At Prowl's mystified expression, Soundwave began to explain, then thought better of it and simply nodded. Yes. Cross-factionists.

"Doubled his team," Mirage said, flipping through images of the long escape. "They...they shot their own teammates to join with Jazz."

"Sir—" Sunstreak broke in. "Red Alert says to bring you and Soundwave inside right now."

Cursing that he couldn't remain on the field, Prowl began the trek down to the Ark. There was a crackle of electrical static, and Mirage vanished, with tiny puffs of dust following beside Prowl. So he had an additional escort inside, and then Mirage would probably return to the coming battle to bring Jazz in.

The first echoing explosion of a mech reached them as they came to the door. Prowl turned, one hand on the Ark's wall as he looked back, only to find Sunstreak and Sideswipe standing in front of him. A second later, Soundwave was also blocking him in.

"This area," Soundwave said, "unsafe. Prowl should retreat further—"

"Should but won't," Prowl said. "Sideswipe, Sunstreak—"

"We're not to leave your side," Sideswipe said. "Ironhide's orders."

Prowl clenched his fists.

"I'll stay with him." Mirage's voice came from the air. "You'll keep him safer by bringing down 'cons and keeping them down."

The twins frowned, their attention drawn by yet another crack of gunfire. The line of Autobots moved down the road, almost a mile of vehicles spread too thin for bombing, all of them listening to Blaster's broadcast of heavy metal.

"I'll keep Ironhide off your aft," Mirage promised.

The assurance was all they needed. The twins transformed and sped out, easily catching up with the front line that opened up to accept them.

Prowl didn't argue, but he couldn't help commenting. "Ironhide won't like that."

Mirage turned off his invisibility for a moment, stepping aside so that they could all clearly see the road.

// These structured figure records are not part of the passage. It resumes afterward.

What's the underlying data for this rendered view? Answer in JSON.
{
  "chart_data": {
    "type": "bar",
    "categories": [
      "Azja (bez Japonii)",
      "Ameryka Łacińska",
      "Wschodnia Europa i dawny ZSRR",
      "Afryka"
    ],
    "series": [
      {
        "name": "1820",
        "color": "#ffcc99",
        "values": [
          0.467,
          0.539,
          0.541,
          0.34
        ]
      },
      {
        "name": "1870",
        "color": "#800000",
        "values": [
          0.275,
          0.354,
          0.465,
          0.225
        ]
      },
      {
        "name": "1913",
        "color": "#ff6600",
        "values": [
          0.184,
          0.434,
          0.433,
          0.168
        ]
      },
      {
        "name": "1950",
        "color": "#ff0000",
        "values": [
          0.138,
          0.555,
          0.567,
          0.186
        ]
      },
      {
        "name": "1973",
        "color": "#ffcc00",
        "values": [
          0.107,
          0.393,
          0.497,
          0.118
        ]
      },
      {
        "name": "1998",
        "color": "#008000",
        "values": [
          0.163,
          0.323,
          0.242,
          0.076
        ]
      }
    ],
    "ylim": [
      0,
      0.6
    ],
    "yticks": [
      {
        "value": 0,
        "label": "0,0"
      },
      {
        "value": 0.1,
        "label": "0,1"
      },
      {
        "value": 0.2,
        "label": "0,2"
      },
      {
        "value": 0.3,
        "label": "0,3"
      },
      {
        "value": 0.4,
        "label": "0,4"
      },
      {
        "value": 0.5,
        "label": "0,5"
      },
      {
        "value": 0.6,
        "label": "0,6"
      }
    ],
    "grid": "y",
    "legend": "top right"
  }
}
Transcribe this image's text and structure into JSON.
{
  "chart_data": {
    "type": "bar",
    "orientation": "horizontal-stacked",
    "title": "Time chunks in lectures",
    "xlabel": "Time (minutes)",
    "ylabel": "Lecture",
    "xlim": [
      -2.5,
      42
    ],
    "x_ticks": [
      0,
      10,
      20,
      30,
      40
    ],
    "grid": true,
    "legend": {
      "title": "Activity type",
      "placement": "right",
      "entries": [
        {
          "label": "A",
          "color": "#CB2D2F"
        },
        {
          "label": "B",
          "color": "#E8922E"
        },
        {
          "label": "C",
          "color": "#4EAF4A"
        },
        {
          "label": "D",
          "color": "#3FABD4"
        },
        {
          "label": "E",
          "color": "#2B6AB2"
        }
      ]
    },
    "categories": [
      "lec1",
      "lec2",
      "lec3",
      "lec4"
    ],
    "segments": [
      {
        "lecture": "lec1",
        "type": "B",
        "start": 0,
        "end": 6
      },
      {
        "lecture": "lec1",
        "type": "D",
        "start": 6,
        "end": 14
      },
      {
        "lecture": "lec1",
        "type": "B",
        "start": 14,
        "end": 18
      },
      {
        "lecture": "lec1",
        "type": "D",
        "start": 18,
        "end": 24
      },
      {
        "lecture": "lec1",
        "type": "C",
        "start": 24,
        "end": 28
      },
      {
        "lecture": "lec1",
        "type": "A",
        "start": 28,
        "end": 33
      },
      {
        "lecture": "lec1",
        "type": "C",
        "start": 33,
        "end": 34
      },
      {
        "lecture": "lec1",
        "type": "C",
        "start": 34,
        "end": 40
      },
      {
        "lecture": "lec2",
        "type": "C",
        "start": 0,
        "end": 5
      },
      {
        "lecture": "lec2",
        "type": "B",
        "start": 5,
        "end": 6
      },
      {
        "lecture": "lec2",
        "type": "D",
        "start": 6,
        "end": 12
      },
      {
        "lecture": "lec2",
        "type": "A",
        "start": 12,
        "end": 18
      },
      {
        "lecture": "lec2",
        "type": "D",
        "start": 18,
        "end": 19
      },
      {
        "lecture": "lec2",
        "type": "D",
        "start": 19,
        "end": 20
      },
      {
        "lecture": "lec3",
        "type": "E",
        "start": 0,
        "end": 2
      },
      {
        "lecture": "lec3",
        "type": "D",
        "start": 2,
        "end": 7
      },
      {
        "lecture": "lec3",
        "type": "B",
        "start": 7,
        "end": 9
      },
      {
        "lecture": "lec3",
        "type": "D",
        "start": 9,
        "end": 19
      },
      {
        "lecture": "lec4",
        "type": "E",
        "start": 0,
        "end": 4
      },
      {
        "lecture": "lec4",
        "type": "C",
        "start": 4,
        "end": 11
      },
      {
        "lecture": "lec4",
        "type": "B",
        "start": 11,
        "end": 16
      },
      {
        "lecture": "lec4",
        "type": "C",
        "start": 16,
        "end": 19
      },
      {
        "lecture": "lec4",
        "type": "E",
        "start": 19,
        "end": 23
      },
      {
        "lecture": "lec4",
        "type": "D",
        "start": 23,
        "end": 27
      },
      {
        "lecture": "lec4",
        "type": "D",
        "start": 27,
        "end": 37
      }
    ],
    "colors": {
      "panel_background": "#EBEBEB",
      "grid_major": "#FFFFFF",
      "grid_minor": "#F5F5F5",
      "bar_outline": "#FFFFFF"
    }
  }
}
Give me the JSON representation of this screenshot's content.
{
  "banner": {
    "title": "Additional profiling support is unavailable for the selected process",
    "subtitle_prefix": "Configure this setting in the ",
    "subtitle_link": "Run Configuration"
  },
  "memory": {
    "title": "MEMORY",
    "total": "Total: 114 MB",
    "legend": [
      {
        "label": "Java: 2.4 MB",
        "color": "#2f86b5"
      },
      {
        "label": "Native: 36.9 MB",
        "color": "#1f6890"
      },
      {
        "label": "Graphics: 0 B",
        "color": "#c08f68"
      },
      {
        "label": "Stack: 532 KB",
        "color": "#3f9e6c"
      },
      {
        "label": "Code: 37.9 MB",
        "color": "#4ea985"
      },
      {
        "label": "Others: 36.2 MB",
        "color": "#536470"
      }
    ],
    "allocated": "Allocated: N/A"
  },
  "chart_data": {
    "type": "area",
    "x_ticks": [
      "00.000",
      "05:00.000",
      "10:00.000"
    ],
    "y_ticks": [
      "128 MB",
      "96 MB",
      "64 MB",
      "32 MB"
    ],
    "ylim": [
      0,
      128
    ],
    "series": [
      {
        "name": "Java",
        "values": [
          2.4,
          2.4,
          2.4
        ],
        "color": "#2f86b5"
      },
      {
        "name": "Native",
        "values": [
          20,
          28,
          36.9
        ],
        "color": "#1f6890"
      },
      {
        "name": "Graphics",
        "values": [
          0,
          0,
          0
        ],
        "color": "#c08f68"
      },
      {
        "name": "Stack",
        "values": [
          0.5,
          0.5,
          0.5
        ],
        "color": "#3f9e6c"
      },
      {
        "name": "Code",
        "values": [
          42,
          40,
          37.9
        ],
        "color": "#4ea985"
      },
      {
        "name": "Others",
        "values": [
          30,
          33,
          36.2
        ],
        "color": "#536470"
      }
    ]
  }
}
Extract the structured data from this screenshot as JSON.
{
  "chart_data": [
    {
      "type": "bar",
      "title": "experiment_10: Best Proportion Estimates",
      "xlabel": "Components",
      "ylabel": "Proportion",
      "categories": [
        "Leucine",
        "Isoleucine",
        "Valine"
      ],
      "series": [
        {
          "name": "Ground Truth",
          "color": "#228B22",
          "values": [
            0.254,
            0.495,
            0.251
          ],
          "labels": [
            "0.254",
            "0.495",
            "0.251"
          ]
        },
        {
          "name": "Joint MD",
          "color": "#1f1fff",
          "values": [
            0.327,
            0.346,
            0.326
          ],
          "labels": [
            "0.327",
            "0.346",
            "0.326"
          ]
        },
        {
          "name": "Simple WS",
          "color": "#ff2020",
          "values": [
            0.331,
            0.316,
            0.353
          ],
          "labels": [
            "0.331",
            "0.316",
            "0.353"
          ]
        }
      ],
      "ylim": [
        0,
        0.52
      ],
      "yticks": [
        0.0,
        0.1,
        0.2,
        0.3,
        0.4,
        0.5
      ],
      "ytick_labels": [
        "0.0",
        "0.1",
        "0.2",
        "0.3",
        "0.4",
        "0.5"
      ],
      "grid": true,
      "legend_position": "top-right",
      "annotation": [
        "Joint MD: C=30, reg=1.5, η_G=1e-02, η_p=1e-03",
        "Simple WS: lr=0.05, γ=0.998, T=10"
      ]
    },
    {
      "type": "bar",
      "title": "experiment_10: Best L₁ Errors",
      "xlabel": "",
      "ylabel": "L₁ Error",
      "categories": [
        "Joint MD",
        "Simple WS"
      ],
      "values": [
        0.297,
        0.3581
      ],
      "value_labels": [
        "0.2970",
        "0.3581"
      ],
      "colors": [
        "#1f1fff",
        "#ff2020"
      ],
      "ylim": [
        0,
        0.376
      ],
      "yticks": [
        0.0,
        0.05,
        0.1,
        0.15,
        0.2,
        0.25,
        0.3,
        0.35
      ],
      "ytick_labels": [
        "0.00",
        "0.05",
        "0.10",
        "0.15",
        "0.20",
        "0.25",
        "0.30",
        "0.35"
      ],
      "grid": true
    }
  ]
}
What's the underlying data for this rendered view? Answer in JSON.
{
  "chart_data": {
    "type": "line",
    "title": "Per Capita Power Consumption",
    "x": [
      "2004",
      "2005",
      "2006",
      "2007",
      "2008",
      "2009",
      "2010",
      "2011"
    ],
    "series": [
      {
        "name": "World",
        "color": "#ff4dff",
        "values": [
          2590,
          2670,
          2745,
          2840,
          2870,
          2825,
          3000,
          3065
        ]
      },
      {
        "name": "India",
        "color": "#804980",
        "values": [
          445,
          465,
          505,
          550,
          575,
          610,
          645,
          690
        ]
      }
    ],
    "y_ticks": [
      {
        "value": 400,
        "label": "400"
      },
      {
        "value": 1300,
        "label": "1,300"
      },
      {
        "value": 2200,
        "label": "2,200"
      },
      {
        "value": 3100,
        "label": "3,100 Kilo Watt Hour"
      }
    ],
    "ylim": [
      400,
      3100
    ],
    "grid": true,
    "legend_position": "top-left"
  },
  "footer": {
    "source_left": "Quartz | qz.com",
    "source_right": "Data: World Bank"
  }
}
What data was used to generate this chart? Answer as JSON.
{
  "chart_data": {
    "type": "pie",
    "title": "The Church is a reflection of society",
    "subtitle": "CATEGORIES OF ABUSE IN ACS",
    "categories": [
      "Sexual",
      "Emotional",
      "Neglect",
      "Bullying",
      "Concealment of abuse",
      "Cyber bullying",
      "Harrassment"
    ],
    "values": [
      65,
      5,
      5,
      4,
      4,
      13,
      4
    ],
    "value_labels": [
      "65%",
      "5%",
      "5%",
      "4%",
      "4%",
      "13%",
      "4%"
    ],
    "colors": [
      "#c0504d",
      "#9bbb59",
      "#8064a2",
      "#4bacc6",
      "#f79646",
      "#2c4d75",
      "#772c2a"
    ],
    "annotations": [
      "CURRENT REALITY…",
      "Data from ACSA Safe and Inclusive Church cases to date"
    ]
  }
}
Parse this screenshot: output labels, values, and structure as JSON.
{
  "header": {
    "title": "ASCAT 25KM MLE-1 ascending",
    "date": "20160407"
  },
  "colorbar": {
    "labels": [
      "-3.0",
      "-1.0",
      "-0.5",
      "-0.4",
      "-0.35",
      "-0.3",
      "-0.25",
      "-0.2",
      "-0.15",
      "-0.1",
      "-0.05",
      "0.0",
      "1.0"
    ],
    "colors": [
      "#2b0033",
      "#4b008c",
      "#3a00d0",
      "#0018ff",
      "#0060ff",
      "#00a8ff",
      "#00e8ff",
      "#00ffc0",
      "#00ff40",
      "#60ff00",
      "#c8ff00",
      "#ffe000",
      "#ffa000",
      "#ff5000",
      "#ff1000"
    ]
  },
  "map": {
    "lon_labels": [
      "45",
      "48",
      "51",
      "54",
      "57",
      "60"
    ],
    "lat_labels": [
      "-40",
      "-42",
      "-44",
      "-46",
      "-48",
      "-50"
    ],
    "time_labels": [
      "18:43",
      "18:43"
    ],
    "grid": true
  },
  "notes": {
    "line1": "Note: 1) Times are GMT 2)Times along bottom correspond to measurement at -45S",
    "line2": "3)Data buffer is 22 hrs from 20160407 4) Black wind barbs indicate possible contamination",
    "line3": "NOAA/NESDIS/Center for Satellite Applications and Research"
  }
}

"I just asked him," Mirage said with a smile. "Since you were safely inside, after all. Have you ever watched those two work?"

Prowl shook his helm. He had the battle statistics on every mech in the Autobot faction, but he had never tried to watch the fighting. Even of the battles he had been in, he had scrupulously kept to analyzing the fights from a top-down perspective, moving his resources like chess pieces. If he watched, he would crash. His cortex simply could not keep up calculating the infinite actions and reactions of frontline fighting.

As the first dots of jets appeared on the horizon, following the growing plume of dust, Prowl realized there was a chance that watching this fight could also bring him dangerously close to a crash.

A hand alighted gently on his shoulder. Prowl looked up at Soundwave, who gave a quiet nod and nothing more. The understanding passed between them. If Prowl crashed, Soundwave would bring him out of harm's way.

"Will you be fine here?" Mirage asked. "If I can help Jazz—"

"Go," Prowl said. "I have a warbuild here."

Mirage raised an optic ridge, but he vanished without a word.